ArgumentList = "C:\scripts\DownloadFiles.ps1 -batchNumber $batchnumber2Process"
}
Start-Process @processOptions -Verb RunAs -WindowStyle Normal
}
$StopWatch = [System.Diagnostics.Stopwatch]::StartNew()
$LogFileName = $("{0}\Orchestrator-Log-{1}.txt" -f $env:LOG_FILE_PATH , (Get-Date -Format "yyyy-MM-dd-HH-mm-ss"))
Write-Log -Path $LogFileName " *************************************** Start *************************************** "
MainOrchestratorFunc # CALL THE MAIN ORCHESTRATOR FUNCTION
$StopWatch.Stop()
Write-Log -Path $LogFileName " ------------------------------------------------------------------------------------- "
Write-Log -Path $LogFileName $("Elapsed time in TotalMinutes: {0}" -f $StopWatch.Elapsed.TotalMinutes);
Write-Log -Path $LogFileName " ------------------------------------------------------------------------------------- "
Write-Log -Path $LogFileName " *************************************** End *************************************** "
The Orchestrator CSV file
Status field is caseinsentive
Status New means new
1,New
Status InProgress means the batch is currently running
1,InProgress
Status Failed means the batch failed needs to run again
1,Failed
Status Complete means the batch is complete DO NOT run
1,Complete
"BatchNumber","Status"
"1","COMPLETE"
"2","NEW"
"3","COMPLETE"
"4","INPROGRESS"
"5","COMPLETE"
"6","COMPLETE"
"7","INPROGRESS"
"8","COMPLETE"
"9","FAILED"
"10","COMPLETE"
Conclusion
The script and instructions are rough, but they should be helpful if you are a developer.

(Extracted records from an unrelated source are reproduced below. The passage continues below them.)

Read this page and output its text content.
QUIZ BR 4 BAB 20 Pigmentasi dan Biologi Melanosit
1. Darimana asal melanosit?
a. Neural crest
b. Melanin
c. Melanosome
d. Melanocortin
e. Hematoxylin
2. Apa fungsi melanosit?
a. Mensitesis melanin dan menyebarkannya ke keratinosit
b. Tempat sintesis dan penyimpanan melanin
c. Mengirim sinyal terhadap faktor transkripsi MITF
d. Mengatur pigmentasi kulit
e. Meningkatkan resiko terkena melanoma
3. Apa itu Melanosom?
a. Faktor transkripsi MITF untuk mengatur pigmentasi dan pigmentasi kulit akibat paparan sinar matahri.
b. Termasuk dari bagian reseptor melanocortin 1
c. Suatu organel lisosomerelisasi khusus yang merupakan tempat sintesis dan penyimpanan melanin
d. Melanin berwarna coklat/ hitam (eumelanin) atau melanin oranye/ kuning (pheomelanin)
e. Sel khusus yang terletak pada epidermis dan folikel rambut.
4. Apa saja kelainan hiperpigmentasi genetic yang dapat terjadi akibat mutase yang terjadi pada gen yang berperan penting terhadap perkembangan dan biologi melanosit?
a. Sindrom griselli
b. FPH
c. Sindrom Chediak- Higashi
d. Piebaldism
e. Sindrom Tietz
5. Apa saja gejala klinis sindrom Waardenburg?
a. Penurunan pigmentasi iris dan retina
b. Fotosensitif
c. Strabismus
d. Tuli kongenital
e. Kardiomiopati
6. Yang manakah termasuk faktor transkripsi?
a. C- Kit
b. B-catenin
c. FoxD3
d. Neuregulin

The customer used the code from here. The code works but for the large doc lib they noticed issues mentioned in the summary,
This article would help you to download the files in multiple threads. The above script in phase 2 could run again pick up where it left from in case of failure. The script will skip the files already downloaded to the local folder.